Corporation tax avoidance difficult to track
Your tax incentive is my tax loophole. There is an obvious irony that the UK should be introducing a new corporate tax break at the very moment that we should be supporting an international effort to reduce corporate tax avoidance.
True, our tax break is to encourage fracking, which, by its very nature, takes place within our territory, while the G20 finance ministers are in Moscow this weekend discussing an Organisation for Economic Co-operation and Development (OECD) report aimed at stopping companies shuffling profits to offshore locations where they have little or no physical presence. But the basic point that countries are competing for business by creating attractive tax regimes is undeniable. Exploration for oil and gas is expensive and cut our tax rate because we want the giant companies that do this to explore and develop supplies here rather than somewhere else.
This is about power and in particular the power balance between governments and business. Governments are powerful within their own territory, though they have to operate within constitutional arrangements and comply with broadly accepted international norms. If they don't, they pay a price – revolution and/or poverty for their people. Outside their jurisdiction, however, they are not that powerful at all, and the smaller the country the less power it has.
Thus the US government has a fair degree of leverage because of the size of its market. Companies and countries want access to it. But that power has limits, and if it imposes conditions that are thought to be too onerous, then they withdraw. For example, Americans abroad are finding it harder to get wealth-management services from non-US advisers because extra-territorial regulations make them unattractive customers. China is similarly in a strong position (though less strong than the US) because companies want access to its market.
Europe is more complicated because it is not a country. Some of the power relationship applies. Europe has a fair degree of leverage over the UK because our companies want access there, but this is tempered because European companies want access here. Smaller European countries have rather more power within Europe than you might expected as they have political leverage. Ireland can give a US company access to the European market and combine that access with a very low corporation-tax rate. Luxembourg and the Netherlands have similarly "gamed" their EU membership cleverly to attract business.
Businesses are powerful because they employ people and governments are desperate for jobs. They also get things done. No government, however competent, can build an aircraft or develop an oil field. It can, as we are seeing, run a bank, but we also see how much it hates so doing.

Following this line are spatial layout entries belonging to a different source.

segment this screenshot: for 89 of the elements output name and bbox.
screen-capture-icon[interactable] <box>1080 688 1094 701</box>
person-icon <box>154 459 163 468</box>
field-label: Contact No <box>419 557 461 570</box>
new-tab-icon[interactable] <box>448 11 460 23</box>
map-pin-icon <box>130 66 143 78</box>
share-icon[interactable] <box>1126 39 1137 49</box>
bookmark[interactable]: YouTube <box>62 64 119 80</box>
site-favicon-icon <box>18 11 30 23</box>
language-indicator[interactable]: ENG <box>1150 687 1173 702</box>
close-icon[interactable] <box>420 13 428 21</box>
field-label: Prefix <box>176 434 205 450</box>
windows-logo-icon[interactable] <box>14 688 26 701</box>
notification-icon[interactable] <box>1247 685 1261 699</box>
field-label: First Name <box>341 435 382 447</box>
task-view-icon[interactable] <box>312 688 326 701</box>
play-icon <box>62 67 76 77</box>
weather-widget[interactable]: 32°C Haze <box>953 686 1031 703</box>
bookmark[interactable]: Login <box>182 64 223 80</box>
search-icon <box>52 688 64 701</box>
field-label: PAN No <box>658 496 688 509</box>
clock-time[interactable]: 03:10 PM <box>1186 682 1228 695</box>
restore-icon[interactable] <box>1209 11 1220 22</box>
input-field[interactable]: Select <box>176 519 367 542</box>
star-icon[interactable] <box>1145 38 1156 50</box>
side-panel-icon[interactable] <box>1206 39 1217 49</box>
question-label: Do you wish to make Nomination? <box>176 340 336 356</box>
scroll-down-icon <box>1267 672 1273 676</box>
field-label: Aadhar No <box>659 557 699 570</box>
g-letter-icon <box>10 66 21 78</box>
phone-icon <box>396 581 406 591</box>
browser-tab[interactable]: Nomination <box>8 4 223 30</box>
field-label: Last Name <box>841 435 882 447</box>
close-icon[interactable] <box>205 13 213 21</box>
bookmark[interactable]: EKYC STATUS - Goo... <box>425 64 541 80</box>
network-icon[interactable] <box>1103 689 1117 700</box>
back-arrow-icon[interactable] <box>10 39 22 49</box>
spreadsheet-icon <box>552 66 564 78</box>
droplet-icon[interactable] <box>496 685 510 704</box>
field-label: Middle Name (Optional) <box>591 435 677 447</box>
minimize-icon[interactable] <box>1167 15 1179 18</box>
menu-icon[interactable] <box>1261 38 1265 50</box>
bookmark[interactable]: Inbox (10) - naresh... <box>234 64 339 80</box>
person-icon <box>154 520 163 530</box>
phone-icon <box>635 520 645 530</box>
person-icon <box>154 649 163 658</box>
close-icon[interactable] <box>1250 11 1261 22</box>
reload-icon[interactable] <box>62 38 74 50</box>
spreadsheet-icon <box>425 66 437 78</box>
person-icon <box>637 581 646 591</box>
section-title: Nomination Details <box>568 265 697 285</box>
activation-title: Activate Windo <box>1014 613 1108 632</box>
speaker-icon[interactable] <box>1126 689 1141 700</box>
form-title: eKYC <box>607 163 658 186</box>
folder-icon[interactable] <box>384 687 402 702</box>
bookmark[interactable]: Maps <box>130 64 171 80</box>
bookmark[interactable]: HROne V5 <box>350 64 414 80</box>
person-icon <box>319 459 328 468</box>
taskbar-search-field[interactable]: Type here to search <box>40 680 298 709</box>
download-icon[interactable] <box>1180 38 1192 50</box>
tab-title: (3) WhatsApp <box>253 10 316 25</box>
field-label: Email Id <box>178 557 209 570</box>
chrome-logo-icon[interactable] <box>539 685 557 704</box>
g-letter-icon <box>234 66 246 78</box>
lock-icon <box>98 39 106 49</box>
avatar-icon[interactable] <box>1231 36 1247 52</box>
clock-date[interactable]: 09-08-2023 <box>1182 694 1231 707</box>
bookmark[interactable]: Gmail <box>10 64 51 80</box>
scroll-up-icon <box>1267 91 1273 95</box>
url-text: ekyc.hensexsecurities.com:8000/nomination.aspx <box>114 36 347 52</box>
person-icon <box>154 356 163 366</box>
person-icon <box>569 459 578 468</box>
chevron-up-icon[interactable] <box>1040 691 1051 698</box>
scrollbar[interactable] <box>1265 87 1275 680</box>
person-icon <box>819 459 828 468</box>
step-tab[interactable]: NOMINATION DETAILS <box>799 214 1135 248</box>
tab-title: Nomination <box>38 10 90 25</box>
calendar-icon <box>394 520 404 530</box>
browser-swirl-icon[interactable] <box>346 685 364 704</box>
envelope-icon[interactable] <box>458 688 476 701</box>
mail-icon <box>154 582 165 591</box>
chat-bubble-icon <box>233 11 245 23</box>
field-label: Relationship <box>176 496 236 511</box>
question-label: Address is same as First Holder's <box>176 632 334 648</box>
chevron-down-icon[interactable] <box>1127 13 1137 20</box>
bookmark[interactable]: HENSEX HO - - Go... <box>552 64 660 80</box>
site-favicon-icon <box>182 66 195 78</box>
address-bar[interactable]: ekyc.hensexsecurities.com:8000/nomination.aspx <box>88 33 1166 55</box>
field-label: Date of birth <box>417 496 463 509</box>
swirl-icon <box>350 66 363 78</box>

So each need the other. But the relationship between companies and governments has changed over the years for two reasons.
First, globalisation: a generation ago people mostly bought products that were made in their own country. Now you don't know where something is made.
Second, the added value of a product is not in its manufacture but rather in the intellectual capital that has gone into it: the patents, the design, the marketing, the brand.
The combination of these two features means the power balance between governments and companies has shifted – and towards companies. Their ability to shift profits around used to be limited by their physical business and by agreements on transfer pricing (the price at which companies charged other parts of the business in another country for components). You could also see what was physically transported where. But if the added value is in intellectual property then it is much harder to price – and track.
The result is that it is much harder to tax companies than it used to be, and inevitably, abuses have arisen. The purpose of these new rules is to try and curb that. The aim of the OECD plan is to stop companies avoiding tax by putting patent rights into shell companies, charging interest in one country without reporting taxable profit in another, and forcing them to disclose where they do report their income.
This makes a lot of sense. As the German finance minister, Wolfgang Schäuble, said in Moscow: "Without fair burden sharing, in the end we will destroy even a global, open economy."
But governments should not kid themselves that it will be easy to establish what is fair.
Look at the statistics, which show the proportion of GDP that company taxation raises. Germany is at the bottom of the league – it is very bad at extracting money from its corporate sector. Norway, thanks to its oil, is at the top, and other natural-resource producers such as Australia and Canada also do well. Luxembourg is successful thanks to its financial-centre business (and it is a small economy) and the UK is above the middle of the pack. Ireland and the Netherlands both have successful regimes in the sense that a lot of companies base their international operations there, but proportionately they don't extract a lot of money.
Actually we as individuals can help – simply by not buying goods and services from companies that abuse the system. But that only takes us so far: we can do without Starbucks coffee but not without a Google search.